Even before the Zika virus became a public health emergency, and Brazil its ground zero, there was controversy over safety at this summer’s Olympic games in Rio de Janeiro.
Fears of violent crime, human rights abuses, and terrorist attacks were one thing, rickety infrastructure was another—two people died when a bike path built between event venues for the games collapsed in April. Then there was the matter of sewage in Rio’s waters. Olympic rowers, sailors, and swimmers had signed up to compete in conditions that would otherwise require HAZMAT suits.
None of those factors scared the athletes. “You can get sick anywhere, this is life,” one American triathlete told ESPN in August, shortly after an AP investigation revealed the shocking levels of pollution in Rio’s waters. Many planning to participate in water sports told the media the same.
But Zika has prompted different reactions. Two professional golfers who were expected to represent their countries in Rio this summer have withdrawn their names because of concerns over the virus.
Zika has now been shown to cause severe neurological birth defects and may induce neurological illnesses, like Guillain-Barré syndrome, in adults. Pregnant women have the most to fear because of the immediate risk to their unborn babies. Because the virus can be sexually transmitted, and scientists aren’t sure how long it stays in an individual’s system, all adults who plan on having children should avoid infection.
Australian golfer Marc Leishman announced that he’s skipping the Rio Olympics for that reason. Five of the world’s best golfers have said they won’t compete in Rio, but only Leishman and Fiji’s Vijay Singh cited Zika as their primary concern. These decisions have been controversial because golf is returning as an Olympic sport this year for the first time in more than a century.
American soccer star Hope Solo said in February that she was considering forgoing the Olympics to avoid the mosquito-borne virus.
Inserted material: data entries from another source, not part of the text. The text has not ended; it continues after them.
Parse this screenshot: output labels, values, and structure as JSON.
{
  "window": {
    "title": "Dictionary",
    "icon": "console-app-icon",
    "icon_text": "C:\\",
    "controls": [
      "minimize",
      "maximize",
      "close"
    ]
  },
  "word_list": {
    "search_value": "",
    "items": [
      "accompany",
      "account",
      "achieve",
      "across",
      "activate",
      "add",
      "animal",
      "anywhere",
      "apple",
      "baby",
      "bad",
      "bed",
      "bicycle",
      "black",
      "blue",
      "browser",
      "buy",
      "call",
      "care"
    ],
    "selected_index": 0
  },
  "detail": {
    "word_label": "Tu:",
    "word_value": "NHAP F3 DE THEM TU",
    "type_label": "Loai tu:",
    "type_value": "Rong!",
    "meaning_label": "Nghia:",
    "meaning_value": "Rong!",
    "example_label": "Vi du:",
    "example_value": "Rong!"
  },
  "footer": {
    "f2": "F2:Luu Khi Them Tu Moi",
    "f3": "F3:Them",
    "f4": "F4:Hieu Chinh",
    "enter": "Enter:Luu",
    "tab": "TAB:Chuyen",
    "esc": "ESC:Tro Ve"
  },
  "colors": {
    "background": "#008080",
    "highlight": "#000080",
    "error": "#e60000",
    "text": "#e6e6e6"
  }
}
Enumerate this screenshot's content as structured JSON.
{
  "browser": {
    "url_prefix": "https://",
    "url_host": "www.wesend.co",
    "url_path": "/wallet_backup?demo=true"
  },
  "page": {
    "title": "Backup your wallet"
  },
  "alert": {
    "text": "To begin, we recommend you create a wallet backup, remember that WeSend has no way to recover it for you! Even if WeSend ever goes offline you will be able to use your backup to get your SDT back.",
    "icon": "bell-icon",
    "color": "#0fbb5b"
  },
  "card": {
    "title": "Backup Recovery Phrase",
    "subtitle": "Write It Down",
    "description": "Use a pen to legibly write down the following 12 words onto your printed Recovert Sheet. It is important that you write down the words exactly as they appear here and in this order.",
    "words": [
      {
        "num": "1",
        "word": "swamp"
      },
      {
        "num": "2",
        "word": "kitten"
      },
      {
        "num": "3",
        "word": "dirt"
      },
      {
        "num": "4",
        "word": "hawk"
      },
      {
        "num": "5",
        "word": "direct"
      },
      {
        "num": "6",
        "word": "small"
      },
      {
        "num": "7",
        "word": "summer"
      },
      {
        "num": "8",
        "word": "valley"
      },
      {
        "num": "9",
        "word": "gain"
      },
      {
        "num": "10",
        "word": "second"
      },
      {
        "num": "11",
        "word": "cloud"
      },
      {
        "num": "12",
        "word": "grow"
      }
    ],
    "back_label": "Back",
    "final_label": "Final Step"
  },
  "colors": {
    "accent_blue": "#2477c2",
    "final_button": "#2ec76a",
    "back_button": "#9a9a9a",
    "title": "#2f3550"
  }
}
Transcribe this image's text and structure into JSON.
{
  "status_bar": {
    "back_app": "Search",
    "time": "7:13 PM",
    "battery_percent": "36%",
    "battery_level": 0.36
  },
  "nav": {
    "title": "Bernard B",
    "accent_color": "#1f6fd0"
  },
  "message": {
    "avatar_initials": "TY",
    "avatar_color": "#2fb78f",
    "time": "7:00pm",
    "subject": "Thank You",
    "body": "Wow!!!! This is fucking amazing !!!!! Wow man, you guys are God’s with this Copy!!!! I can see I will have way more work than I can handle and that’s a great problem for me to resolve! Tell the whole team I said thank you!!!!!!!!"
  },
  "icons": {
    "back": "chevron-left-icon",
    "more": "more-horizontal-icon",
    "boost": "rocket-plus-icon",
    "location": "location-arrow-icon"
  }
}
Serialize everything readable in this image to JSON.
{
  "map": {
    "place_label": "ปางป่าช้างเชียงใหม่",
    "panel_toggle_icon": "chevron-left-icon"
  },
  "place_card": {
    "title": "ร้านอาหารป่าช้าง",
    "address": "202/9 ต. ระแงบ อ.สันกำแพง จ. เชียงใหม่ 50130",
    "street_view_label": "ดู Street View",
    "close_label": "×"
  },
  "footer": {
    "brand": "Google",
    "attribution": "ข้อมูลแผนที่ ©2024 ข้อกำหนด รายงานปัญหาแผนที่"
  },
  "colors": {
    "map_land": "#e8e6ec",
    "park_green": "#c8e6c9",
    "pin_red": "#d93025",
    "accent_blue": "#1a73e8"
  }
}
This week she said she will participate, but “begrudgingly” and may not leave her hotel room except when absolutely necessary.
Solo’s teammate, Alex Morgan, said the risk of contracting Zika in Brazil “is kind of scary” and “definitely a concern.”
The Zika outbreak should force the Rio Olympics to be postponed or moved, argues Canadian doctor and professor Amir Attaran in the May issue of the Harvard Public Health Review. “Simply put,” Attaran writes, “Zika infection is more dangerous, and Brazil’s outbreak more extensive, than scientists reckoned a short time ago.” He mentions that Rio de Janeiro’s 26,000 suspected Zika cases are higher than anywhere else in Brazil, and its Zika incidence rate—157 per 100,000—is the fourth worst.
Though the virus is bound to spread globally, “it helps nobody to speed that up” by bringing half a million travelers to the center of the outbreak so they can then carry the disease around the world, Attaran writes.